The amplitudes of the torque-contributing harmonic terms of the two rotors are presented in

Table 3. Amplitude of contributing harmonics.

Amplitude of Inner Rotor Harmonic (Nm)			Amplitude of Outer Rotor Harmonic (Nm)
	Standard CMG	HAL-CMG		Standard CMG	HAL-CMG
${\xi }_4$	333.81	381.89	${\xi }_{10}$	832.98	952.95
${\xi }_{12}$	1.25	1.09	${\xi }_{30}$	3.26	2.88
${\xi }_{20}$	0.02	0.001	${\xi }_{50}$	0.05	0.002

.

Due to the higher harmonics, torque ripple is observed in both drives. The torque ripple of the HAL-CMG is 0.3%, which is slightly lower than the torque ripple observed in the standard CMG drive. Therefore, with the use of HAL-CMG, the stall torque is increased compared to the standard CMG drive without comprising the other operational characteristics.

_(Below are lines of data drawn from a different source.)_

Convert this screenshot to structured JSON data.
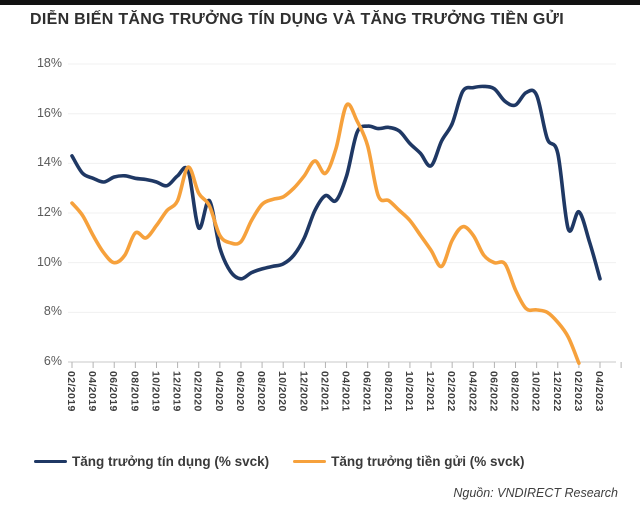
{
  "page": {
    "title": "DIỄN BIẾN TĂNG TRƯỞNG TÍN DỤNG VÀ TĂNG TRƯỞNG TIỀN GỬI",
    "source": "Nguồn: VNDIRECT Research"
  },
  "chart_data": {
    "type": "line",
    "smoothed": true,
    "grid": true,
    "legend_position": "bottom",
    "y_axis": {
      "min": 6,
      "max": 18,
      "step": 2,
      "unit": "%"
    },
    "x_monthly": [
      "02/2019",
      "03/2019",
      "04/2019",
      "05/2019",
      "06/2019",
      "07/2019",
      "08/2019",
      "09/2019",
      "10/2019",
      "11/2019",
      "12/2019",
      "01/2020",
      "02/2020",
      "03/2020",
      "04/2020",
      "05/2020",
      "06/2020",
      "07/2020",
      "08/2020",
      "09/2020",
      "10/2020",
      "11/2020",
      "12/2020",
      "01/2021",
      "02/2021",
      "03/2021",
      "04/2021",
      "05/2021",
      "06/2021",
      "07/2021",
      "08/2021",
      "09/2021",
      "10/2021",
      "11/2021",
      "12/2021",
      "01/2022",
      "02/2022",
      "03/2022",
      "04/2022",
      "05/2022",
      "06/2022",
      "07/2022",
      "08/2022",
      "09/2022",
      "10/2022",
      "11/2022",
      "12/2022",
      "01/2023",
      "02/2023",
      "03/2023",
      "04/2023"
    ],
    "tick_labels": [
      "02/2019",
      "04/2019",
      "06/2019",
      "08/2019",
      "10/2019",
      "12/2019",
      "02/2020",
      "04/2020",
      "06/2020",
      "08/2020",
      "10/2020",
      "12/2020",
      "02/2021",
      "04/2021",
      "06/2021",
      "08/2021",
      "10/2021",
      "12/2021",
      "02/2022",
      "04/2022",
      "06/2022",
      "08/2022",
      "10/2022",
      "12/2022",
      "02/2023",
      "04/2023"
    ],
    "series": [
      {
        "name": "Tăng trưởng tín dụng (% svck)",
        "color": "#1F3864",
        "values": [
          14.3,
          13.6,
          13.4,
          13.25,
          13.45,
          13.5,
          13.4,
          13.35,
          13.25,
          13.1,
          13.5,
          13.7,
          11.4,
          12.5,
          10.6,
          9.65,
          9.35,
          9.6,
          9.75,
          9.85,
          9.95,
          10.3,
          11.0,
          12.1,
          12.7,
          12.5,
          13.5,
          15.25,
          15.5,
          15.4,
          15.45,
          15.3,
          14.8,
          14.4,
          13.9,
          14.9,
          15.6,
          16.9,
          17.05,
          17.1,
          17.0,
          16.5,
          16.35,
          16.85,
          16.75,
          15.0,
          14.4,
          11.35,
          12.05,
          10.85,
          9.35
        ]
      },
      {
        "name": "Tăng trưởng tiền gửi (% svck)",
        "color": "#F6A13C",
        "values": [
          12.4,
          11.9,
          11.1,
          10.4,
          10.0,
          10.3,
          11.2,
          11.0,
          11.5,
          12.1,
          12.5,
          13.85,
          12.8,
          12.3,
          11.1,
          10.8,
          10.85,
          11.7,
          12.35,
          12.55,
          12.65,
          13.0,
          13.5,
          14.1,
          13.6,
          14.6,
          16.35,
          15.7,
          14.7,
          12.7,
          12.5,
          12.1,
          11.7,
          11.1,
          10.5,
          9.85,
          10.9,
          11.45,
          11.1,
          10.3,
          10.0,
          9.95,
          8.9,
          8.15,
          8.1,
          8.0,
          7.6,
          7.0,
          5.95,
          null,
          null
        ]
      }
    ]
  }
}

3.2. Dynamical Response of HAL-CMG Drive

The dynamical response of the HAL-CMG drive is determined from Equations (16) and (17) [25]. In the performed case study a defined velocity profile of the inner rotor was considered, as described in

Table 4. Inner rotor velocity for the performed case study.

Time [s]	Velocity of Inner Rotor [rpm]
0	0
10	2500
45	2500
50	0

and Figure 7. Furthermore, an external load ($T_{out}$) of 250 Nm was applied at the outer rotor.

The transmission error is obtained from the difference between the ideal (according to the nominal gear ratio) and the real position of the outer rotor, as obtained from Equations (16) and (17). The transmission error of the standard CMG and the HAL-CMG is compared for the performed case study. For reasons of clarity, only the envelope of the transmission error is presented in Figure 8.

It can be observed that there is a significant decrease in the transmission error of the HAL-CMG in comparison to the standard CMG drive, as the maximum of the transmission error for the HAL-CMG is 13.5% lower, a result that can be attributed to the higher stall torque of the HAL-CMG. Overall, the HAL-CMG drive has higher torque density and superior dynamical response in comparison to the standard CMG drive, which is in accordance with other results in the literature [16,17,18,19].

4. Conclusions

In the present research, a novel analytical 2D model was developed for the calculation of the magnetic potential of HAL-CMGs for every angle of rotation, geometry configuration and magnet parameter. The applied torque in the two rotors was calculated analytically using the Maxwell Stress Tensor. The induced torques in the two rotors of the HAL-CMG were verified with FEA. A case study was performed for a standard CMG and an optimized HAL-CMG with the same geometrical and constitutive parameters of the PMs. The stall torque of the HAL-CMG was improved by 14.3%. In addition, the torque ripple with the use of Halbach arrays was slightly reduced compared to the standard CMG. Finally, a case study of transient operation was performed in order to investigate the dynamical response of the two types of CMG drives and determine the transmission error. The transmission error of the HAL-CMG was 13.5% lower than the standard CMG, a result that can be attributed to its higher stall torque. Therefore, from the performed case study, it can be observed that the HAL-CMG offers a significant increase in torque density, a better dynamical response and a reduction in the transmission error, which is in accordance with other results in the literature. The developed model could be a valuable design tool for the optimization and the dynamical response calculation of HAL-CMGs, since the applied torque in the two rotors can be calculated analytically, thus significantly reducing the computational cost. Furthermore, the torque ripple of the HAL-CMG due to the torque-contributing harmonics can be calculated analytically, a result that cannot immediately be obtained from FEA since a Fourier transform is required that would increase the computational cost and FEA simulations.